The Council concluded that these countries are non-cooperative jurisdictions for tax purposes because they did not meet Council criteria established in November 2016 and did not provide a sufficient commitment to meet these criteria in the future. These EU standards concern tax transparency and fair taxation and require implementation of the minimum standards set out in the OECD/G20 base erosion profit shifting (BEPS) plan agreements. This measure shows the effort taken by the EU in recent years to tackle tax avoidance and evasion around the world.
The EU agreed to not add countries to its blacklist of tax havens even if the country failed to live up to EU tax standards if the country made a sufficient commitment to change its ways. The EU said the following countries failed tax transparency standards but made sufficient commitments to improve:
Armenia, Bosnia & Herzegovina, Botswana, Cape Verde, Hong Kong SAR, Cura├ºao, Fiji, Former Yugoslav Republic of Macedonia, Jamaica, Georgia, Maldives, Montenegro , Morocco, New Caledonia, Oman, Peru, Qatar, Serbia, Swaziland, Taiwan, Thailand, Turkey, and Vietnam.
Some countries were not listed because they pledged to improve in the area of fair taxation.
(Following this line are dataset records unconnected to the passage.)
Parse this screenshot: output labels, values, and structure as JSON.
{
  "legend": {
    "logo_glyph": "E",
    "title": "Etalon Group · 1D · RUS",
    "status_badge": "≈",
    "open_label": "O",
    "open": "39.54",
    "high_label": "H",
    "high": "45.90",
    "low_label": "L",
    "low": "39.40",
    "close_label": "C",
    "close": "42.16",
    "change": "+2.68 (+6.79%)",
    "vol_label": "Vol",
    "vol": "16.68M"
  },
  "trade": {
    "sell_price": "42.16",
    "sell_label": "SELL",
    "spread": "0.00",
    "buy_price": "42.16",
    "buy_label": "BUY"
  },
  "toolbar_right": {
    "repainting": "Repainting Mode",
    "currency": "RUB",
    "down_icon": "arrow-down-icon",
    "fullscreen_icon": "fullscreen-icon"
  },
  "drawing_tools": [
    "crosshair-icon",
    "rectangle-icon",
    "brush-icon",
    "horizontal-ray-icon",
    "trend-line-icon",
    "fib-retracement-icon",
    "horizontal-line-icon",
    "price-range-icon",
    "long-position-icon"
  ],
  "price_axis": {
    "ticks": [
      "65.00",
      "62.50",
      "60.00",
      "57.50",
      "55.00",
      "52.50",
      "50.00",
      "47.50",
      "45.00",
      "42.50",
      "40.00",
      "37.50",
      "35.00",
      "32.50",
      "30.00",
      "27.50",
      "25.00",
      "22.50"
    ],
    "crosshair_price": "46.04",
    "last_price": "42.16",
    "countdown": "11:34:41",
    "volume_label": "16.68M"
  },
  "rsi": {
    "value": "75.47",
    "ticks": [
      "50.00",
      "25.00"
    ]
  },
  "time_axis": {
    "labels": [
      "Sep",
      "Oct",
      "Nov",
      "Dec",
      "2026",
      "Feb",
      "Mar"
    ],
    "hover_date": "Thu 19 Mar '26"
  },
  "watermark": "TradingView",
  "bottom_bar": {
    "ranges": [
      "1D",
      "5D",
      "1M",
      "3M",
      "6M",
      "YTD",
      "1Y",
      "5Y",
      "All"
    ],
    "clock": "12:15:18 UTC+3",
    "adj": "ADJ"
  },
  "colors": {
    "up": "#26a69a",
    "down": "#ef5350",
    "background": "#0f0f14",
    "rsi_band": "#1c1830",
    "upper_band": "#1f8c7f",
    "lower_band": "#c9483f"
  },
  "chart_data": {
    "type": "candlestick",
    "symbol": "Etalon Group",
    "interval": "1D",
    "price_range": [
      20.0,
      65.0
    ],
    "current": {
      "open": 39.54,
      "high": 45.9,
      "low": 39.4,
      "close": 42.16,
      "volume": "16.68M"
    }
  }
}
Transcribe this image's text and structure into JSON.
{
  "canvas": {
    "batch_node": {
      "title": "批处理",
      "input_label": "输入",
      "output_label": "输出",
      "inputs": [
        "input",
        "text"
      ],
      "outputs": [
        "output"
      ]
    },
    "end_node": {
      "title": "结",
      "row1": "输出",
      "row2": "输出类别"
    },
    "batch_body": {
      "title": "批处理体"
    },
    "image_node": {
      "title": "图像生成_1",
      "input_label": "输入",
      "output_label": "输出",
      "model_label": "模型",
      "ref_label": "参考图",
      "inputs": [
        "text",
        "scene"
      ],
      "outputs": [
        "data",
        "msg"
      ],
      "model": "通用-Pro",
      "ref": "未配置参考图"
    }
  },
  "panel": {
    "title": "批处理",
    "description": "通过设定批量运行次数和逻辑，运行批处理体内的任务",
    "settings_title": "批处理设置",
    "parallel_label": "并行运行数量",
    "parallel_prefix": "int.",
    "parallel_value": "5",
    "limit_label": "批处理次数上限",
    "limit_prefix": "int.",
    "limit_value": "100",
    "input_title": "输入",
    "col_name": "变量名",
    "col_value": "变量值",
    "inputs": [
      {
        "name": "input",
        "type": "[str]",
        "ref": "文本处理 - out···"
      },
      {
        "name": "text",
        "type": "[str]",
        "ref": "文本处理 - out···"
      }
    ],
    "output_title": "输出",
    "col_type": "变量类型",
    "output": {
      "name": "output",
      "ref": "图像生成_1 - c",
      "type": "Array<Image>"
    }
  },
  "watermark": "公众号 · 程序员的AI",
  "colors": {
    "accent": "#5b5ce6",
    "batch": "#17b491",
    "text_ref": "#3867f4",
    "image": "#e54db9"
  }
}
The following jurisdictions committed to amend or eliminate the existence of harmful tax regimes:
Andorra, Armenia, Aruba, Belize, Botswana, Cape Verde, Cook Islands, Cura├ºao, Fiji, Hong Kong SAR, Jordan, Labuan Island, Liechtenstein, Malaysia, Maldives, Mauritius, Morocco, Niue, St Vincent & Grenadines, San Marino, Seychelles, Switzerland, Taiwan, Thailand, Turkey, Uruguay, and Vietnam.
The ECOFIN Council also provided some countermeasures to encourage countries placed on the blacklist of tax havens to change their behavior.
A measure at the EU level will limit access for listed jurisdictions to the European Fund for Sustainable Development. The Council said the blacklist could be incorporated into other EU legislative acts in the non-tax area in the future to reinforce the defensive measures of the Council conclusions
The Council said that Member States should adopt at least one of the following measures: reinforced monitoring of certain transactions, increased audit risks for taxpayers benefiting from the regimes at stake, or increased audit risks for taxpayers that use structures or arrangements involving these jurisdictions
The Council said countries may adopt further measures at their discretion, like non-deductibility of costs, controlled foreign company (CFC) rules, withholding tax measures, limitations on the participation exemption, a switch-over rule, a reversal of the burden of proof, special documentation requirements, or provisions requiring mandatory disclosure by tax intermediaries of specific tax schemes with respect to cross-border arrangements.